Photographing a document with the help of a camera is the most popular method of storing it. With the large-scale popularization of mobile devices with inbuilt cameras and storage functionalities, capturing document images has been the norm of storing data. These captures, however, are done casually more than often, resulting in distorted and warped images that can be interpreted by humans only, but not by document recognition systems due to large differences in illumination, placement, and condition of the documents. For machines to understand data contained in captured document images, dewarping of such images is a necessity.

A large number of classical image processing and optimization-based methods have been proposed for dewarping document images. These, however, fail when curves and folds occur simultaneously in document images, which require a more in-depth and varied analysis. To rectify these complex document images, deep learning methods have been introduced recently by [1,14,3] and [13]. These deep learning methods treat the problem of document dewarping as the prediction of a dense grid that can aid in the dewarping process. The dense grid-based approach for dewarping images is preferred to the sparse grid-based method as it can effectively capture very fine distortion that a very limited set of dewarping points or a sparse grid cannot. As a result, deep learning methods for document dewarping have been able to dewarp images of a complex nature with significantly higher precision as compared to their image processing counterparts.

Inspired by the stacked network architecture proposed by [14], we use a similar architecture in our methods comprising of a primary U-Net and a secondary U-Net. More specifically, we propose modifications in existing methods with a bifurcated secondary U-Net, a gated module, and residual paths in the primary U-Net to improve dense grid predictions and thereby dewarp quality. Our contributions can be summed up as :

• Use of a bifurcated network that takes in images of dimension 256x256 and regresses a dense grid that can unwarp the document represented by the image. This unwarping grid can be interpolated later so that the images are dewarped at their original resolution. The bifurcated network allows us to prevent the intermingling of dense-grid values.
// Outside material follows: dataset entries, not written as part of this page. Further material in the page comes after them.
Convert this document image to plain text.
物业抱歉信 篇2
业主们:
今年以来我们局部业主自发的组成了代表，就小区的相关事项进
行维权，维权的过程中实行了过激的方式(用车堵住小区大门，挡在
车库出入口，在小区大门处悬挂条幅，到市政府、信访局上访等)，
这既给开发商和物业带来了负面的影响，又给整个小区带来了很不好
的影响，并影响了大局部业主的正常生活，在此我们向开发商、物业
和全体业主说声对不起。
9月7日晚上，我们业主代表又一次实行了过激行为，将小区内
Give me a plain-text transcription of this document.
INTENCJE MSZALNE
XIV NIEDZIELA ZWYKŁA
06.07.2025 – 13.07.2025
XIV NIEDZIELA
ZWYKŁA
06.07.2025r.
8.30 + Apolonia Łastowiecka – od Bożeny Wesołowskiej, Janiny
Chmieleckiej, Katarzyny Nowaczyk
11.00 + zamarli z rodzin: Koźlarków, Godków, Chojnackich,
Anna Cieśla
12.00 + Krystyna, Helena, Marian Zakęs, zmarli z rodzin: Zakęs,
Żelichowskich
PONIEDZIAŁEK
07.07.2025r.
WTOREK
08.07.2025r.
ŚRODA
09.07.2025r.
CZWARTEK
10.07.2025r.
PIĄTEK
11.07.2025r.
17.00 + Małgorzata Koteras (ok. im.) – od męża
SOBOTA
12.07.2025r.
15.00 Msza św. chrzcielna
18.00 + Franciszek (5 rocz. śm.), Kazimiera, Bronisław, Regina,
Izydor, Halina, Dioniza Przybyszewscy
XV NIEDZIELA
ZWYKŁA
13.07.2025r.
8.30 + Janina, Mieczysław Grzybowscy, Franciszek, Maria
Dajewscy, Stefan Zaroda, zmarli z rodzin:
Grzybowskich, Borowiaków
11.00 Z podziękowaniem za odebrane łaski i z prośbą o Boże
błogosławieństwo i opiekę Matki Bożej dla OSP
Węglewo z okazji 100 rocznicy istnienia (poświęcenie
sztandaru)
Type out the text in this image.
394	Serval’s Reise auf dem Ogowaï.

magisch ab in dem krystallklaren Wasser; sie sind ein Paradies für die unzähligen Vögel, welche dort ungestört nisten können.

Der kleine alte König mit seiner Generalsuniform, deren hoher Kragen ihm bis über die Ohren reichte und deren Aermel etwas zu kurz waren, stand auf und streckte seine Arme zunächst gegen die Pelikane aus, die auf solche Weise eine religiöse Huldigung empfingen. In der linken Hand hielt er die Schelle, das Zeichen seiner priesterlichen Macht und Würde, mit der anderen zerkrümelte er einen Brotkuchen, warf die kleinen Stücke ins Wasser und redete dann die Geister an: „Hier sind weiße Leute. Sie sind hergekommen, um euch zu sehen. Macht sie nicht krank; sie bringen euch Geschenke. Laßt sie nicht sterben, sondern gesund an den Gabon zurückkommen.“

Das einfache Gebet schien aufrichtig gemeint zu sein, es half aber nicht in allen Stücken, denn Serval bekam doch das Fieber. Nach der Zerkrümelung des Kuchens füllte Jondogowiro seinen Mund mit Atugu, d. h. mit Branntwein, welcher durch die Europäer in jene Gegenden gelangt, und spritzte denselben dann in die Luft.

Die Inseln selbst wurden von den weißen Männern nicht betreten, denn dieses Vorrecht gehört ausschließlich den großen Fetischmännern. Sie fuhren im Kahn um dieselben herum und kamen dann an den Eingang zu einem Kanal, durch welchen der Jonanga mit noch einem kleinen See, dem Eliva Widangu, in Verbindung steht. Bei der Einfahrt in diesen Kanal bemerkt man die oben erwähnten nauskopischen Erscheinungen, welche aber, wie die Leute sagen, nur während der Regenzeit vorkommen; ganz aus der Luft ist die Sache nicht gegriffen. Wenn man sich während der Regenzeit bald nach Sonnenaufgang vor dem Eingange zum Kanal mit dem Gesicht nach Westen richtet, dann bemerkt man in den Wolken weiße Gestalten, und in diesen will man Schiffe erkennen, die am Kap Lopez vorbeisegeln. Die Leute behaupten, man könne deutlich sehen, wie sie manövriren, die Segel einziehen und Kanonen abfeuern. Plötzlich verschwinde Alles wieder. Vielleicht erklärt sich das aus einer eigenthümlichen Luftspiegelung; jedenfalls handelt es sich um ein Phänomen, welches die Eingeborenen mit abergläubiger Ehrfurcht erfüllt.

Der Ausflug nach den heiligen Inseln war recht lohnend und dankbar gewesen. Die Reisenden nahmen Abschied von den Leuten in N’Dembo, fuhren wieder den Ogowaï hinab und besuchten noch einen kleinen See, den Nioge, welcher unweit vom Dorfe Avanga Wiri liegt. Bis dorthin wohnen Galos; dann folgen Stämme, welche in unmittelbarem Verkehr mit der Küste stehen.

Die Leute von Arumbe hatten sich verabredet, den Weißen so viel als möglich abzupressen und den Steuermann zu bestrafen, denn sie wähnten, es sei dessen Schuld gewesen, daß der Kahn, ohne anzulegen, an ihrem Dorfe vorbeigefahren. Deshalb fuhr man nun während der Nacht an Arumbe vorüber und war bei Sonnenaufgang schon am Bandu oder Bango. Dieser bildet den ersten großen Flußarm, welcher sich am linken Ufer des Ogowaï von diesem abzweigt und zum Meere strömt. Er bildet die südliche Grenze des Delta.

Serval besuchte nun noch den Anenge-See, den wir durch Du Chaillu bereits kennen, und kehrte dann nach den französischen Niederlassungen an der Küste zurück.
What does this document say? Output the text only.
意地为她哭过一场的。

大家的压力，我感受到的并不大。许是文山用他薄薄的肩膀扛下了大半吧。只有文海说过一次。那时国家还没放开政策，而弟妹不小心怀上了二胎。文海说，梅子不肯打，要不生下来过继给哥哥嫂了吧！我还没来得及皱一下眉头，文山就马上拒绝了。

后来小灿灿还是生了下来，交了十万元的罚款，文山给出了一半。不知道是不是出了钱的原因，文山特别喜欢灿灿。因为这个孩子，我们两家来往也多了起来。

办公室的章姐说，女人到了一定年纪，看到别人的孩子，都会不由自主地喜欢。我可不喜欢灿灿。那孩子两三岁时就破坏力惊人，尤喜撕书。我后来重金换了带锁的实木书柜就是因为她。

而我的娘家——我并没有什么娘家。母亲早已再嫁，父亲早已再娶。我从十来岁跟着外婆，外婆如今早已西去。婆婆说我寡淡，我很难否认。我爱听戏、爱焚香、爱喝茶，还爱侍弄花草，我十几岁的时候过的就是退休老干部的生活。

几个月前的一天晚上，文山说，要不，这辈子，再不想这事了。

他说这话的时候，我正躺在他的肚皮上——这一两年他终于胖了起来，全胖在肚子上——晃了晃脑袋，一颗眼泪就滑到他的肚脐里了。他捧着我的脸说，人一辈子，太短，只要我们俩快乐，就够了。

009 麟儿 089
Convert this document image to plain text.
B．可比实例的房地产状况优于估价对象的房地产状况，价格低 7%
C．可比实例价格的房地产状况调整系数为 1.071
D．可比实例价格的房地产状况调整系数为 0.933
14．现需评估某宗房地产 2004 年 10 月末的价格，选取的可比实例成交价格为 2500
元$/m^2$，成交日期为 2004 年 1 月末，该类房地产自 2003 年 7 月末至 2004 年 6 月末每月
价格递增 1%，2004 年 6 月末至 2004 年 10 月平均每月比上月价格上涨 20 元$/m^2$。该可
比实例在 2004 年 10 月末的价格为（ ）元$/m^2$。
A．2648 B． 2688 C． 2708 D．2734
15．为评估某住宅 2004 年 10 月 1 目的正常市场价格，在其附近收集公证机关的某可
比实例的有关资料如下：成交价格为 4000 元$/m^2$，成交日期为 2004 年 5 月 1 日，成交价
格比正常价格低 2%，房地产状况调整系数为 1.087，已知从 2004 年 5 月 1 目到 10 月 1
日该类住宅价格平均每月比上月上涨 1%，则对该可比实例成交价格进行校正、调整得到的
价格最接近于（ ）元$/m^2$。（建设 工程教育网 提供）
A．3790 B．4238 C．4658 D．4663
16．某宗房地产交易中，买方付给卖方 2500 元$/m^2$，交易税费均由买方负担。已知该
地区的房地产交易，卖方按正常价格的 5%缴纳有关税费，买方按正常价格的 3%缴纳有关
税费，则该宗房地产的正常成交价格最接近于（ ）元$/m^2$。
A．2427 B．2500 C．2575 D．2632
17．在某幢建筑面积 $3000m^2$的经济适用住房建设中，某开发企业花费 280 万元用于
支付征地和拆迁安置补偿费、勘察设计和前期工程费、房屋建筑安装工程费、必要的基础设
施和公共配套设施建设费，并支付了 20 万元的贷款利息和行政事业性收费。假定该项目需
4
• Use of Residual blocks in the skip connections of the U-Nets used in the stacked module. The use of residual blocks as proposed by [8] enables us to leverage different receptive fields in the skip connections and allows us to pass on information from various levels to the decoder layers.

• Use of Gated Convolutional Layers in the model architecture, inspired by [18]. The presence of gates in these layers helps to capture edge and line-level data and pass it on in later layers as information on which the model has to focus. In other words, the GCN (Gated Convolutional Network) acts as an attention module to the Secondary U-Net.

• Use of a Boundary Weighted mean squared loss function that focuses more on the boundary of the dense-grids predicted by a Secondary U-Net. This ensures that poor detection of boundaries by the network is penalized more, and unwarps obtained from the module contain minimal background data of the document image.

We train our network on a randomly sampled subset of Doc3D, a synthetically warped image dataset proposed by [3] that has warps created by emulating naturally found deformations in documents. Our gated and bifurcated network achieves an SSIM value of 0.50, an MS-SSIM value of 0.45, and a Local Distortion of 10.40 on the DocUNet benchmark proposed by [14].